Contrary to this assumption the Magisterium of the Church emphasises that the pastors must recognise the various situations well and must invite the affected faithful to participation in the life of the Church, but also “reaffirms her practice, which is based upon Sacred Scripture, of not admitting to Eucharistic Communion divorced persons who have  remarried” (cf. John Paul II, Apostolic Exhortation Familiaris Consortio, of 22 November 1981, N. 84; also compare the Letter of this Congregation of 14 September 1994 about the reception of Communion by remarried divorced faithful, which rejects the proposal from the Oberrhein bishops; and Benedict XVI, Apostolic Exhortation Sacramentum Caritatis of 22 February 2009, N. 29).

This position of the Magisterium is well-founded. Remarried divorcees stand in the way of their access to the Eucharist, insofar as their state of life is an objective contradiction to the relationship of love between Christ and the Church, which is made visible and present in the Eucharist (doctrinal reason). If these people were allowed to receive the Eucharist this would cause confusion among the faithful about the Church’s teaching about the indissolubility of marriage (pastoral reason).

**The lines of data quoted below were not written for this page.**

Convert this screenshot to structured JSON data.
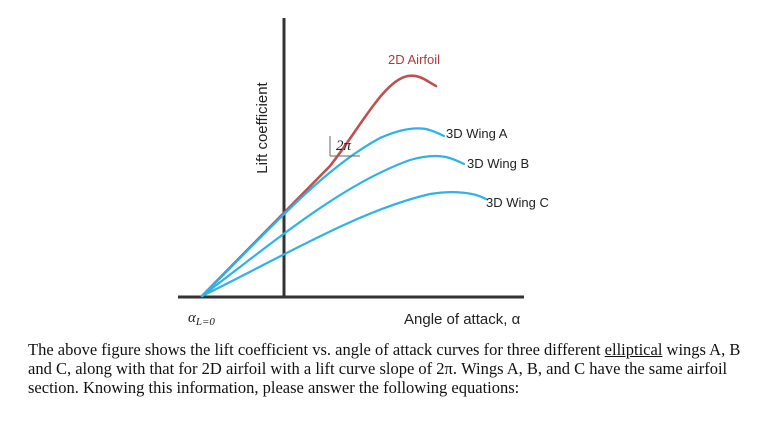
{
  "figure": {
    "y_axis_label": "Lift coefficient",
    "x_axis_label": "Angle of attack, α",
    "zero_lift_label": "α",
    "zero_lift_subscript": "L=0",
    "slope_label": "2π",
    "curves": [
      {
        "name": "2D Airfoil",
        "color": "#c0504d"
      },
      {
        "name": "3D Wing A",
        "color": "#2eb2e8"
      },
      {
        "name": "3D Wing B",
        "color": "#2eb2e8"
      },
      {
        "name": "3D Wing C",
        "color": "#2eb2e8"
      }
    ],
    "axis_color": "#333333"
  },
  "caption": {
    "part1": "The above figure shows the lift coefficient vs. angle of attack curves for three different ",
    "underlined": "elliptical",
    "part2": " wings A, B and C, along with that for 2D airfoil with a lift curve slope of 2π. Wings A, B, and C have the same airfoil section. Knowing this information, please answer the following equations:"
  }
}
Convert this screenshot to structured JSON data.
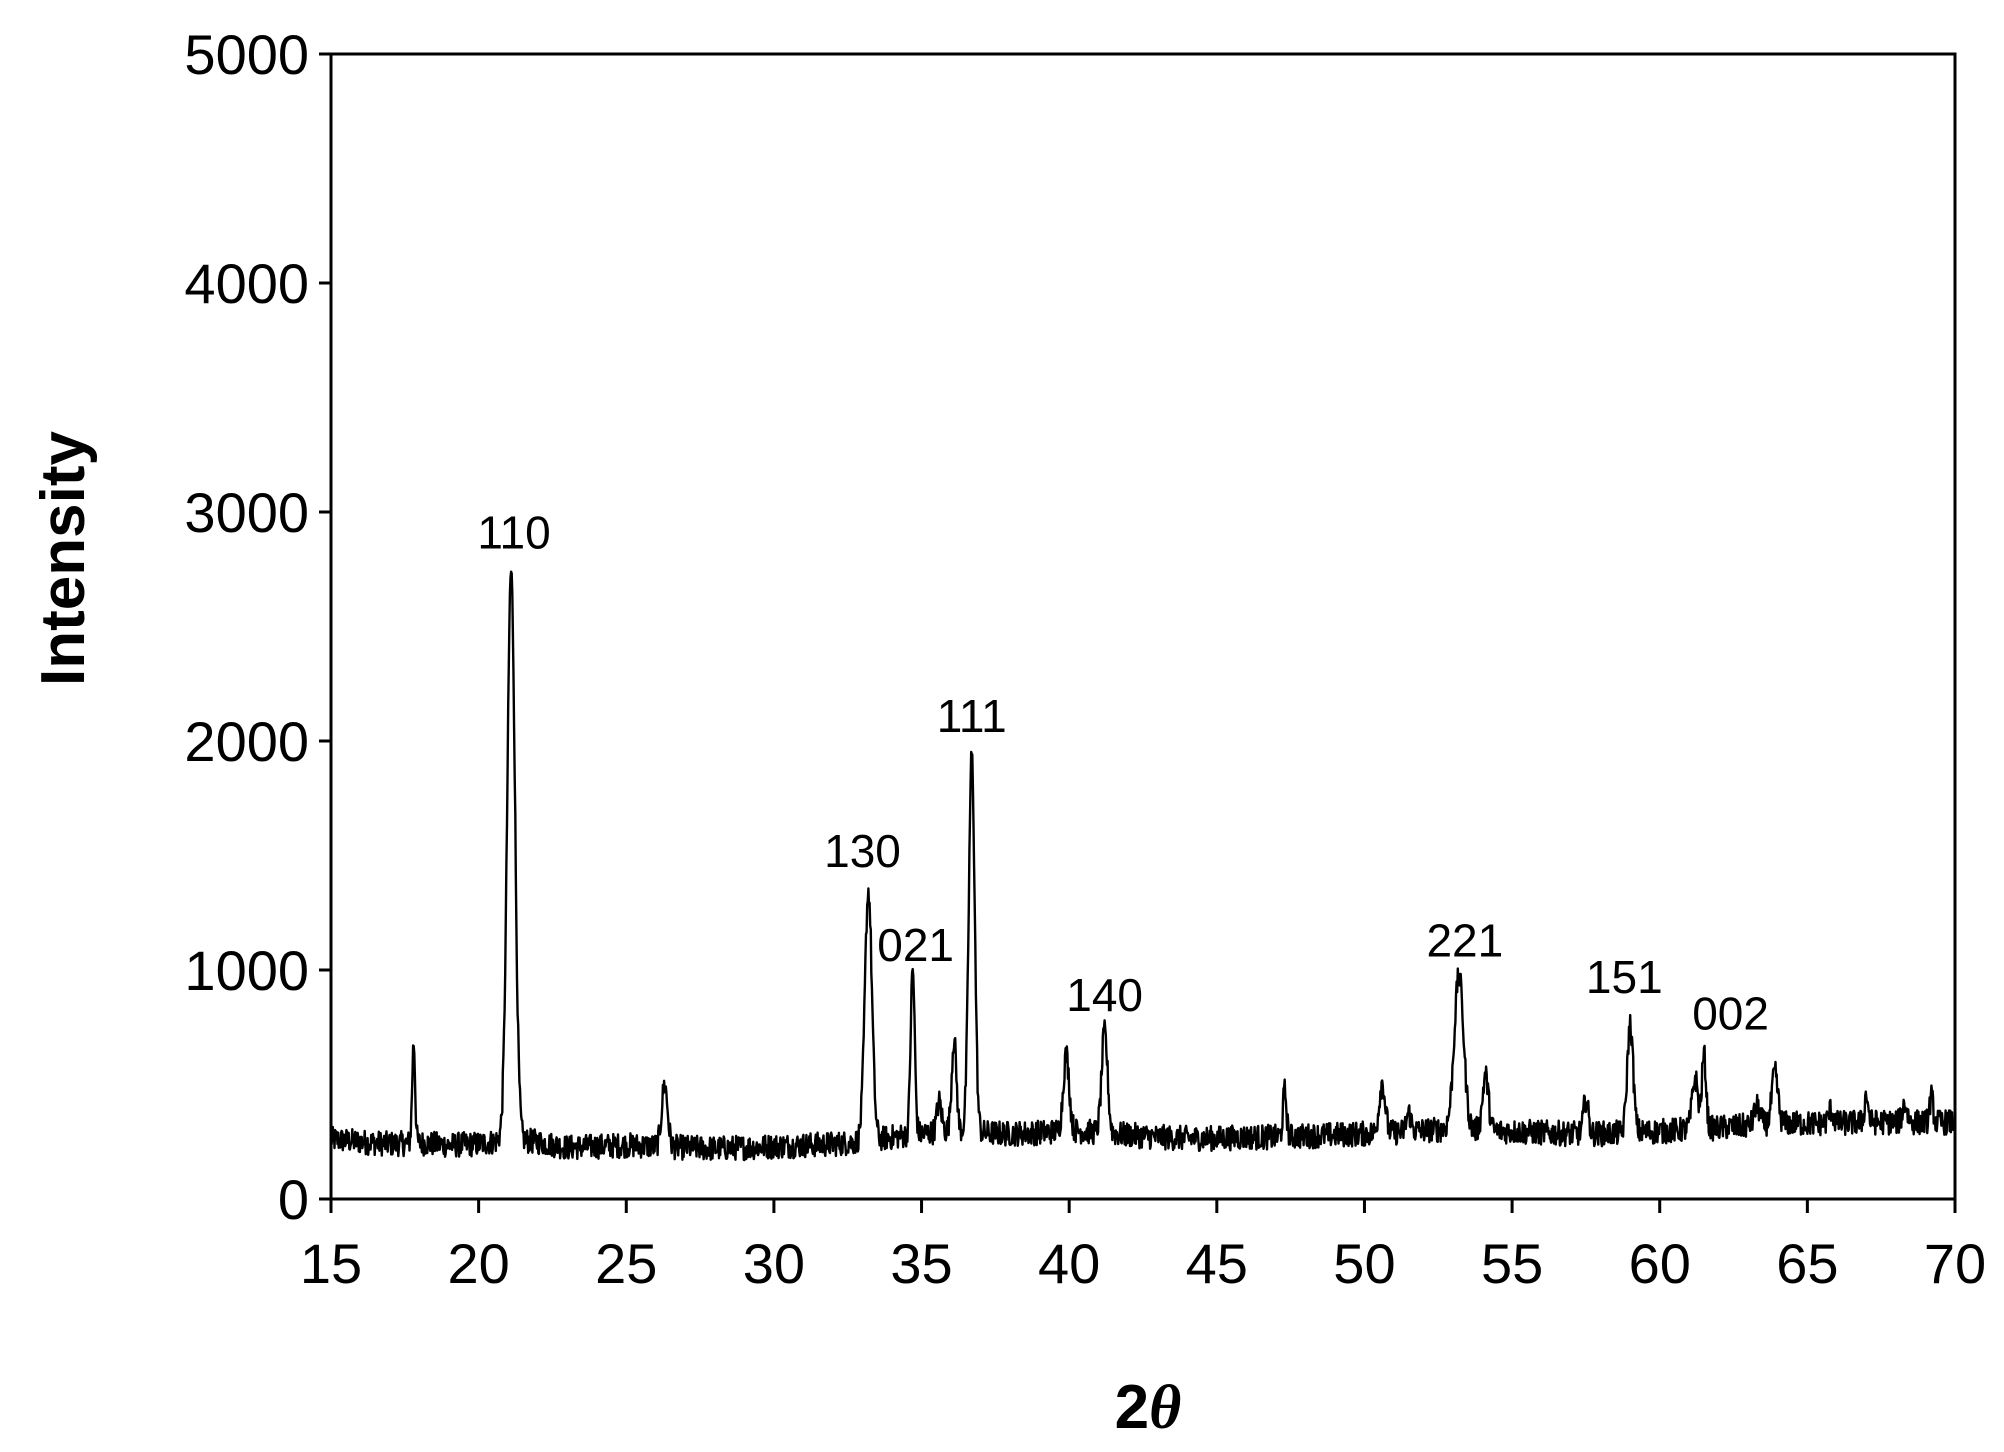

2. In addition to this a prayer service is suggested for divorced faithful who enter into a new civil marriage. Although it is explicitly stated that this is not some “semi-marriage” and the ceremony should be simple. but it would still be a sort of “Rite” with an entrance, reading from the Word of God, blessing and giving of a candle, prayer and conclusion.

Such celebrations were expressly forbidden by John Paul II and Benedict XVI: “The respect due to the sacrament of Matrimony, to the couples  themselves and their families, and also to the community of the faithful,  forbids any pastor, for whatever reason or pretext even of a pastoral nature, to  perform ceremonies of any kind for divorced people who remarry. Such ceremonies  would give the impression of the celebration of a new sacramentally valid  marriage, and would thus lead people into error concerning the indissolubility  of a validly contracted marriage” (Familiaris Consortio, n. 84).

The affected faithful are to be offered support, but it must be avoided that “confusion arise among the faithful  concerning the value of marriage” (Sacramentum Caritatis, N. 29).

Due to the aforementioned discrepancies, the draft text is to be withdrawn and revised, so that no pastoral directions are sanctioned which are in opposition to Church teaching. Because the tekst has raised questions not only in Germany, but in many parts of the world as well, and has led to uncertainties in a delicate pastoral issue, I felt obliged to inform Pope Francis about it.

“Going paths which fully agree with the doctrine of the faith of the Church”

After consultation with the Holy Father, an article from my hand was published in L’Osservatore Romano on 23 October 2013, which sumarises the binding teaching of the Church on these questions. This contribution was also published in the weekly edition of the Vatican newspaper.

Since a number of bishops have turned to me and a working group of the German Bishops’ Conference is dealing with the topic, I would like to inform you that I will send a copy of this letter to all the diocesan bishops of Germany. Hoping that on this delicate issue we are going pastoral paths, which are in full agreement with the doctrine of the faith of the Church, I remain with heartfelt greeting and blessings in the Lord.